Spend a pennyRobert Blincoe looks into the recent phenomenon of penny auction sites. It’s essentially just as much gambling as a slot machine or lottery – but there are some important factors to consider before you try to land yourself a bargain
If you're lucky enough to have the kind of high-pressure job that allows you to watch the daytime TV shows Bargain Hunt, Cash In The Attic and Flog It!, you'll have a good idea how traditional auctions work.
This isn't the eBay model where there is a strict time deadline for the auction to finish, which can culminate in mad sniping session at the end if it’s a popular item. In the traditional model, if something's going, going and about to be gone, and there's another bid the auction carries on.
This should be borne in mind if you get excited about the phenomena of penny auctions. These are online auctions where each bid raises the price of the item by a penny, but you have to pay for each bid you make. A typical pricing structure is £5 for 5 bids, £9 for 10, £20 for 25 and so on.
The enticements to bet, oops I mean bid, are big. The sites are littered with examples of deals such as a 32GB iPod won for £0.88. An HP Photosmart colour printer sold for £4.64. A £250 gift card for Jimmy Choo shoes at H&M for £8.38. Someone's getting a deal.
These are examples from site BidFella, but there are loads of auction sites out there, and in this market they can come and go quickly. Their opening pages usually show a nice piece of kit with the current auction price and a clock clicking down, but just as you think the auction is going to close, another bid comes in and another 20s or more is added to the time.
This means the obvious online strategic approach doesn't work. These sites have all the hallmarks and appeal of casino sites. That buzz about getting something for next-to-nothing, the luck, the suggestion of skill, and the people selling the goods being the winners.
Look at our examples of bargains above. The HP Photosmart colour printer sold for £4.64. That means there were 464 bids at £1 each, so a total of £464 went to the site. The given RRP was £148, so that's a nice return. Even better was the Jimmy Choo vouchers. These raked in £838 for something with a face value of £250.
The iPod is a different story. It brought in £88, and had an RRP of £229. Not a winner for the site, and this example illustrates a risk not just for the sites but for the bidders.
If new sites don't get enough bidders, or are under capitalised, they lose money and can't get out of that hole. Either they close, or they take the routes of not sending the goods that have been won, or they use fake bidding bots, meaning they never have to give up the prizes. Check out Penny Auction Watch (pennyauctionwatch.com), it regularly reveals examples of ‘shill betting’.

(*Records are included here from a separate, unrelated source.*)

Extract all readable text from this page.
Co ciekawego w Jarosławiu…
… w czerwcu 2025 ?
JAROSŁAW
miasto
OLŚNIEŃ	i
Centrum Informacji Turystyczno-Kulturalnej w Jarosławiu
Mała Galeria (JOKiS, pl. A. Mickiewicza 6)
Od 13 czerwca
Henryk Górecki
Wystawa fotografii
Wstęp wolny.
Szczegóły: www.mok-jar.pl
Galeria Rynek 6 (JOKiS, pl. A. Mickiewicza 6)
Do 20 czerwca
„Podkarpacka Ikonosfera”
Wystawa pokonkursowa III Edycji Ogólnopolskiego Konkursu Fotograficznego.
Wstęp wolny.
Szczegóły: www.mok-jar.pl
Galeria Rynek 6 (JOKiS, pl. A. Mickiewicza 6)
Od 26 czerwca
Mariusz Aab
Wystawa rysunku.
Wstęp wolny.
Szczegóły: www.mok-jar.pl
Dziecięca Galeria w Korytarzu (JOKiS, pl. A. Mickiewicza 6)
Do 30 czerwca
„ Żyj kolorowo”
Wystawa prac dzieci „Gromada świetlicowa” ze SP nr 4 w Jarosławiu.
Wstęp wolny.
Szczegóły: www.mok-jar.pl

There are a couple of main things to look for. If you know what you're doing check out for computer scripts for bogus bidding – one called ‘feisty sites’ is very popular with the dodgy sites. Also, if a site's web traffic (check at Alexa.com) reveals few people have visited it, but the auction claims to have hundreds of auctions and thousands of bidders, then there's a distinct smell of fish around.
But what about the winners? You can either get lucky but the one real strategy to adopt is to be an aggressive bidder and get a reputation on a site for that approach. But it only really works if there are no other big fish in your auction pond.
Then you do you research. One champion bidder, Gary Fowler, proved to Wired magazine that he had won $39,000 worth of stuff having spent $18,000 to get it. He full-on bids on everything, and gets his rep by overpaying if he has to. Opponents then back down. He also spends at least six hours researching a site and weeks of bid history to know his market.
All this means is that most people aren’t turning a huge profit on the site, and a lot are losing money. Also, the sites aren't bound by any gaming authority so are unregulated. So it’s worth bearing in mind these wisest of words for any auction bidder: Caveat emptor – "Let the buyer beware".